Using this method to make a video learning effect, the following two questions are set.Question 4: does watching the video help you understand the mechanics: helpful, not helpful, and uncertainQuestion 5: compared with listening to the teacher’s explanation in the classroom, you can get the same learning effect by watching the “Mechanics” video after class: yes, no, and uncertain. The results are described in Figures 5(a) and 5(b).

Data show that by watching the video, as high as 85.2% of the students think that it is helpful to understand the broken key situation, while only 5% of the students think it is not helpful. For the fifth question, 49.8% of the students think that the effect of the self-study by watching video is the same as that of classroom listening, 24.1% think that the effect of classroom listening will be better, while other students have no agreement. This result is understandable. In the face of a new way of learning, some students will certainly show their maladjustment and be faithful to the way they have been used to. It is gratifying that nearly 50% of the students agree with it.

According to the questionnaire, the application effect investigated for the sound is more accurate and fluent, the video is clear and coherent, and the video content is short and vivid. The statistical results are given in Table 1.

From the above table, we can see that learners are generally very satisfied with the evaluation of the video produced this time. The average satisfaction is 91.36% in terms of more accurate and fluent voice, clear and coherent video, short and vivid video content, and other options, which show that the application effect of the proposed method is better.

4. Conclusion

At present, driven by the concept of global open education resource sharing, massive MOOC are developing rapidly with the passage of time. Current, in the background of continuing to promote large-scale open online curriculum movement, we still have many tasks to do and many problems to solve in the digitization and automation of educational resources. The development of network video is only the tip of the iceberg in the digitization of educational resources. However, it is a more effective and efficient medium and approach to spread teaching contents in the new information technology education environment. The development of an online video course is a complex, professional, and high investment work which requires large resources.
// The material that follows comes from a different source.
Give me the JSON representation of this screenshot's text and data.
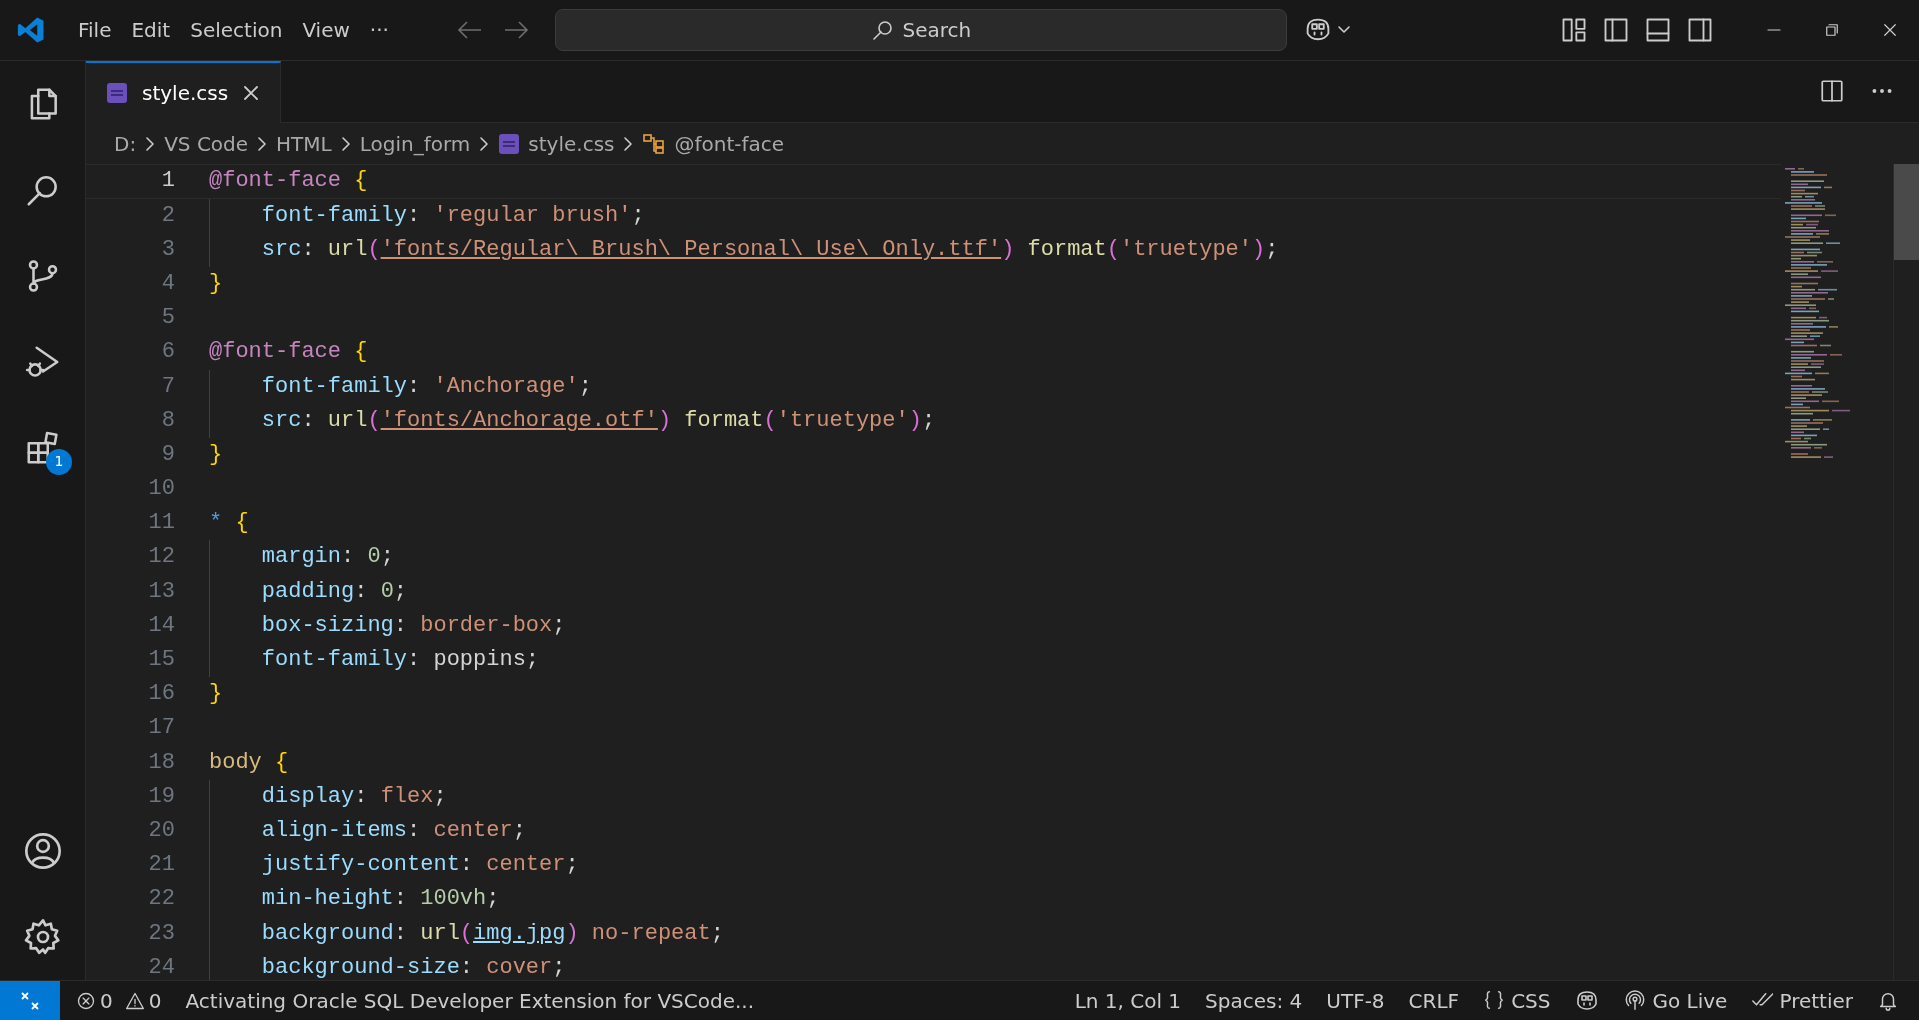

From the early classroom video to the excellent course video open class and now to the MOOC video and microclass video, people have never stopped exploring how to develop the high-quality video course under the network learning environment. The traditional video production methods are not achieving the requirements of today’s era, and the video production approach is backward. This study focusses on the MOOC-based video production approach of microclass integrated with MOOC to improve the effect of video production for the best utilization. The experimental results of the study show that the video produced by this method has good and efficient results and a good application effect. The study will help researchers to devise novel solutions in the area of research.

Data Availability

The datasets used and/or analyzed during the current study are available from the corresponding author upon request.

Conflicts of Interest

The author declares that there are no conflicts of interest.